He keeps the former and passes the latter to his wife. They each take a bite, after which Robert pauses.

“Do you want to swap?”

“No, thanks,” comes the reply.

As the afternoon wears on, copious amounts of booze are consumed, hugs are exchanged, and the party continues. Everyone is sticky-fingered and in high spirits, borne along by a lion dance performance (requested by Sam) and a round of yam sengs.

After explaining the art of the yam seng, the groomsman leading the toasts makes his pitch: we will be drinking to the couple’s mutual respect, eternal love, and for Watford to win the Premier League.

We raise our glasses. About 20 seconds in, Robert and Dagmar run out of breath; I catch their eye and mouth ‘keep going’. Several of the guests look slightly stunned by the exuberant display of lung capacity.
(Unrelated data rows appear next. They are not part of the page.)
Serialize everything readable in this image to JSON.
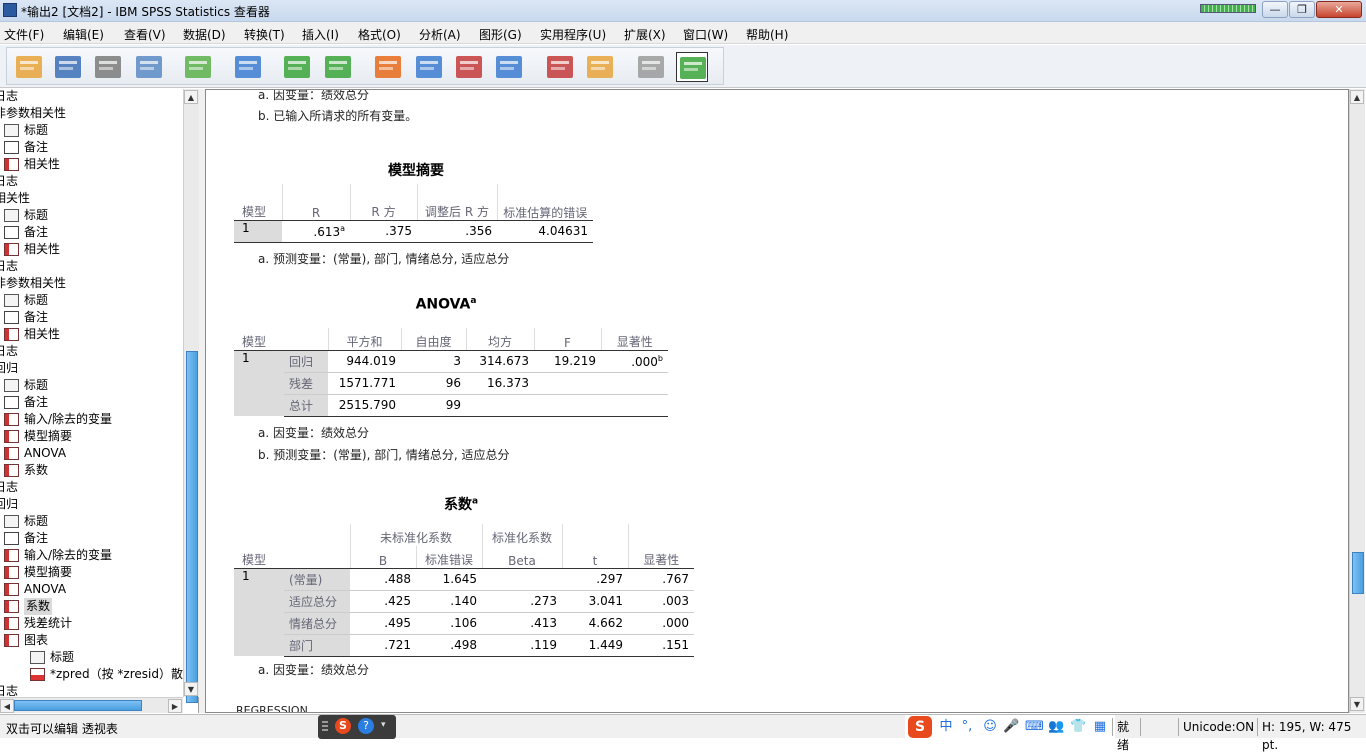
{
  "window": {
    "title": "*输出2 [文档2] - IBM SPSS Statistics 查看器",
    "minimize": "—",
    "maximize": "❐",
    "close": "✕"
  },
  "menu": [
    "文件(F)",
    "编辑(E)",
    "查看(V)",
    "数据(D)",
    "转换(T)",
    "插入(I)",
    "格式(O)",
    "分析(A)",
    "图形(G)",
    "实用程序(U)",
    "扩展(X)",
    "窗口(W)",
    "帮助(H)"
  ],
  "toolbar": [
    {
      "name": "open-icon",
      "color": "#e8a33a"
    },
    {
      "name": "save-icon",
      "color": "#3b6fb6"
    },
    {
      "name": "print-icon",
      "color": "#7a7a7a"
    },
    {
      "name": "print-preview-icon",
      "color": "#5b89c4"
    },
    {
      "name": "export-icon",
      "color": "#5ab04a"
    },
    {
      "name": "recall-dialog-icon",
      "color": "#3b7bd0"
    },
    {
      "name": "undo-icon",
      "color": "#3aa53a"
    },
    {
      "name": "redo-icon",
      "color": "#3aa53a"
    },
    {
      "name": "goto-data-icon",
      "color": "#e86a1a"
    },
    {
      "name": "goto-case-icon",
      "color": "#3b7bd0"
    },
    {
      "name": "goto-variable-icon",
      "color": "#c43a3a"
    },
    {
      "name": "variables-icon",
      "color": "#3b7bd0"
    },
    {
      "name": "designate-window-icon",
      "color": "#c43a3a"
    },
    {
      "name": "run-script-icon",
      "color": "#e8a33a"
    },
    {
      "name": "hide-icon",
      "color": "#9a9a9a"
    },
    {
      "name": "show-icon",
      "color": "#3aa53a"
    }
  ],
  "outline": [
    {
      "label": "日志",
      "indent": 0,
      "icon": "none"
    },
    {
      "label": "非参数相关性",
      "indent": 0,
      "icon": "none"
    },
    {
      "label": "标题",
      "indent": 1,
      "icon": "title"
    },
    {
      "label": "备注",
      "indent": 1,
      "icon": "note"
    },
    {
      "label": "相关性",
      "indent": 1,
      "icon": "table"
    },
    {
      "label": "日志",
      "indent": 0,
      "icon": "none"
    },
    {
      "label": "相关性",
      "indent": 0,
      "icon": "none"
    },
    {
      "label": "标题",
      "indent": 1,
      "icon": "title"
    },
    {
      "label": "备注",
      "indent": 1,
      "icon": "note"
    },
    {
      "label": "相关性",
      "indent": 1,
      "icon": "table"
    },
    {
      "label": "日志",
      "indent": 0,
      "icon": "none"
    },
    {
      "label": "非参数相关性",
      "indent": 0,
      "icon": "none"
    },
    {
      "label": "标题",
      "indent": 1,
      "icon": "title"
    },
    {
      "label": "备注",
      "indent": 1,
      "icon": "note"
    },
    {
      "label": "相关性",
      "indent": 1,
      "icon": "table"
    },
    {
      "label": "日志",
      "indent": 0,
      "icon": "none"
    },
    {
      "label": "回归",
      "indent": 0,
      "icon": "none"
    },
    {
      "label": "标题",
      "indent": 1,
      "icon": "title"
    },
    {
      "label": "备注",
      "indent": 1,
      "icon": "note"
    },
    {
      "label": "输入/除去的变量",
      "indent": 1,
      "icon": "table"
    },
    {
      "label": "模型摘要",
      "indent": 1,
      "icon": "table"
    },
    {
      "label": "ANOVA",
      "indent": 1,
      "icon": "table"
    },
    {
      "label": "系数",
      "indent": 1,
      "icon": "table"
    },
    {
      "label": "日志",
      "indent": 0,
      "icon": "none"
    },
    {
      "label": "回归",
      "indent": 0,
      "icon": "none"
    },
    {
      "label": "标题",
      "indent": 1,
      "icon": "title"
    },
    {
      "label": "备注",
      "indent": 1,
      "icon": "note"
    },
    {
      "label": "输入/除去的变量",
      "indent": 1,
      "icon": "table"
    },
    {
      "label": "模型摘要",
      "indent": 1,
      "icon": "table"
    },
    {
      "label": "ANOVA",
      "indent": 1,
      "icon": "table"
    },
    {
      "label": "系数",
      "indent": 1,
      "icon": "table",
      "selected": true
    },
    {
      "label": "残差统计",
      "indent": 1,
      "icon": "table"
    },
    {
      "label": "图表",
      "indent": 1,
      "icon": "chartgroup"
    },
    {
      "label": "标题",
      "indent": 2,
      "icon": "title"
    },
    {
      "label": "*zpred（按 *zresid）散点",
      "indent": 2,
      "icon": "chart"
    },
    {
      "label": "日志",
      "indent": 0,
      "icon": "none"
    }
  ],
  "viewer": {
    "top_note_a": "a. 因变量：绩效总分",
    "top_note_b": "b. 已输入所请求的所有变量。",
    "model_summary": {
      "title": "模型摘要",
      "headers": [
        "模型",
        "R",
        "R 方",
        "调整后 R 方",
        "标准估算的错误"
      ],
      "row": {
        "model": "1",
        "r": ".613",
        "r_sup": "a",
        "r2": ".375",
        "adj": ".356",
        "se": "4.04631"
      },
      "note": "a. 预测变量：(常量), 部门, 情绪总分, 适应总分"
    },
    "anova": {
      "title": "ANOVA",
      "title_sup": "a",
      "headers": [
        "模型",
        "",
        "平方和",
        "自由度",
        "均方",
        "F",
        "显著性"
      ],
      "model": "1",
      "rows": [
        {
          "label": "回归",
          "ss": "944.019",
          "df": "3",
          "ms": "314.673",
          "f": "19.219",
          "sig": ".000",
          "sig_sup": "b"
        },
        {
          "label": "残差",
          "ss": "1571.771",
          "df": "96",
          "ms": "16.373",
          "f": "",
          "sig": "",
          "sig_sup": ""
        },
        {
          "label": "总计",
          "ss": "2515.790",
          "df": "99",
          "ms": "",
          "f": "",
          "sig": "",
          "sig_sup": ""
        }
      ],
      "note_a": "a. 因变量：绩效总分",
      "note_b": "b. 预测变量：(常量), 部门, 情绪总分, 适应总分"
    },
    "coef": {
      "title": "系数",
      "title_sup": "a",
      "group_unstd": "未标准化系数",
      "group_std": "标准化系数",
      "headers": [
        "模型",
        "",
        "B",
        "标准错误",
        "Beta",
        "t",
        "显著性"
      ],
      "model": "1",
      "rows": [
        {
          "label": "(常量)",
          "b": ".488",
          "se": "1.645",
          "beta": "",
          "t": ".297",
          "sig": ".767"
        },
        {
          "label": "适应总分",
          "b": ".425",
          "se": ".140",
          "beta": ".273",
          "t": "3.041",
          "sig": ".003"
        },
        {
          "label": "情绪总分",
          "b": ".495",
          "se": ".106",
          "beta": ".413",
          "t": "4.662",
          "sig": ".000"
        },
        {
          "label": "部门",
          "b": ".721",
          "se": ".498",
          "beta": ".119",
          "t": "1.449",
          "sig": ".151"
        }
      ],
      "note": "a. 因变量：绩效总分"
    },
    "bottom_cut": "REGRESSION"
  },
  "status": {
    "left": "双击可以编辑 透视表",
    "ready": "就绪",
    "unicode": "Unicode:ON",
    "size": "H: 195, W: 475 pt."
  },
  "ime": {
    "logo": "S",
    "lang": "中",
    "punct": "°,",
    "items": [
      "☺",
      "🎤",
      "⌨",
      "👥",
      "👕",
      "▦"
    ]
  }
}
Eventually, the floor clears, and Pitbull’s Hotel Room Service morphs into an energetic Jewish tune, signalling the start of the hora.

The hora, or chair dance, is one of the highlights of Jewish wedding celebrations. The bride and groom are hoisted onto chairs and lifted into the air by their guests, who then take turns carrying the chairs and dancing around the couple.

As the guests rush towards the dance floor, snapping pictures and clapping along, it strikes me that it’s not any one thing that made this wedding so special: not the hora, not the void deck, not the lion dance or the ice-cream uncle. It’s that all of these things came together to create something so much more than the sum of its parts. The beauty of multiculturalism, after all, lies not only in the individual traditions which make up the whole, but in how that whole is so much better shared.

And as Sam recited in his vows: many waters cannot quench love; nor can the floods drown it. The only thing to do, when you encounter it, is to give yourself over to joy. And on that afternoon, there was plenty.